2. La seconda modalità si può individuare nel passaggio dal localismo alla dimensione nazionale e internazionale delle questioni.
Dalla reazione e resistenza sulle questioni di tipo “ambientale” (ossia il depredamento e inquinamento, ulteriore, della terra, dell'aria, dell'acqua; il problema della “base vicino a casa”, vicino agli insediamenti abitatiti dei cittadini; la questione della futura viabilità; ecc.) si è avuta una presa di coscienza progressiva delle problematiche inerenti alle basi militari, alle guerre in corso (e future), al “sistema di guerra” in cui siamo entrati in questi ultimi anni e alla teoria e pratica della “guerra preventiva”, agli strumenti di morte che sono, comunque, gli armamenti, ai legami e alle dipendenze politiche internazionali del nostro paese (i cosiddetti “accordi segreti”), allo stato, preoccupante, della vita politica in Italia (ossia il rapporto o, meglio, non rapporto della classe politica con i cittadini e le loro espressioni sociali; qui si inserisce, infatti, la questione della "democrazia mancante", la quale fa scoprire la crisi attuale della rappresentatività e, tanto più, della informazione, consultazione, partecipazione reale alla cosa pubblica dei cittadini - che si sono sentiti emarginati e presi in giro).
Già la prima Manifestazione contro la base, del 2 dicembre 2006 - prima di quella più conosciuta del 17 febbraio scorso - aveva fatto fare un salto in questa importante presa di coscienza da parte di persone non abituate, normalmente, ad interessarsi di fattori sociali e politici più ampi del proprio quotidiano e non allenate ad approfondire, da vari punti di vista, le problematiche in campo.
In questo senso, ed in particolare, va collocata la “scoperta”, da parte della "gente comune”, del collegamento esistente tra i progetti della nuova base militare americana a Vicenza e le già costituite, o costituende, basi di... Taranto, Napoli, Aviano, Ghedi, Cameri,...
Può essere utile, a questo punto e in questa sede, che vi legga ciò che ha scritto Raniero La Valle, nella parte finale della sua rubrica, su “Rocca, 1 aprile 2007”:
“ 'Profeti armati, ma contro chi?”, cioè a che serve la base di Vicenza?

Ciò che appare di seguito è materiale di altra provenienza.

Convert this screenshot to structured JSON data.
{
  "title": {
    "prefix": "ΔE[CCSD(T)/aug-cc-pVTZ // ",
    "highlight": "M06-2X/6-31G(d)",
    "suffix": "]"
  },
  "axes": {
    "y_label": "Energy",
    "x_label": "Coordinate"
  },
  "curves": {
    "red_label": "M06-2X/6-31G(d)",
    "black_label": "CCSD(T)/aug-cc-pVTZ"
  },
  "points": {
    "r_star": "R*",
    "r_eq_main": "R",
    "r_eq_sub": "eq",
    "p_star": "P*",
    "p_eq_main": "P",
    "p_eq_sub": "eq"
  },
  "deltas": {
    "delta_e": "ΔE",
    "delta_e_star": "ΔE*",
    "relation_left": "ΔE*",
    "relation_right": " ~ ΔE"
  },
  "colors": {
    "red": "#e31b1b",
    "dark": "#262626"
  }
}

Questa domanda che ci ponevamo nel numero scorso di Rocca ha avuto una risposta nell'ultimo minuto del dibattito sulla fiducia al Senato. La verità nascosta è stata proclamata dal senatore a vita Cossiga, che ha espresso soddisfazione (“americano e guerrafondaio come sono”, ha detto con autoironia) per la conferma “dell'autorizzazione data al Pentagono del raddoppio della base militare di Vicenza e della riunificazione su di essa del 173° reggimento d'attacco 'Airborne', strumento del piano di dissuasione e di ritorsione nucleare denominato 'Punta di diamante' ” (dal resoconto stenografico del 28 febbraio). Dunque Vicenza serve alla guerra nucleare. Come Comiso. Ne riparleremo”. (evidenziatura mia).
In effetti è in atto una militarizzazione dei territori, di cui stiamo parlando, perché, nel "sistema di guerra" attuale, vi è una estensione della militarizzazione a tutti gli aspetti del vivere: alla cultura, alla politica, all'economia, all'informazione...
A questo proposito - come ha già sottolineato ampiamente chi mi ha preceduto, vale a dire Alessandro Marescotti - il lavoro di informazione e controinformazione, in vista di un'azione comunitaria, consapevole ed efficace, si è rivelato per tanta “gente comune”, solitamente meno preparata, come uno strumento indispensabile per la resistenza. Ricordiamoci che, sempre, questo è un “passaggio obbligato” per un cammino resistenziale.
2. I “frutti”
1. Il primo frutto del movimento di resistenza che si è avviato a Vicenza è stato ciò che viene chiamato un “processo di individualizzazione attraverso un processo collettivo”: ossia le persone partecipanti a queste iniziative hanno avuto ed hanno l'opportunità di scoprire maggiormente se stessi (le proprie paure ma anche le propre risorse e potenzialità), l' identità personale e sociale (l'essere cittadini e non sudditi...), la situazione reale della propria condizione di giovani, di casalinghe, di uomini, e, se vogliamo, alla fin fine, il senso della propria vita e delle realtà-valori per le quali ci si sta “spendendo” o ci ci può "spendere".
2. Il secondo importante e prezioso frutto che sta venendo fuori come conseguenza del movimento di resistenza, è quello che possiamo definire come un cammino di liberazione, personale e collettivo.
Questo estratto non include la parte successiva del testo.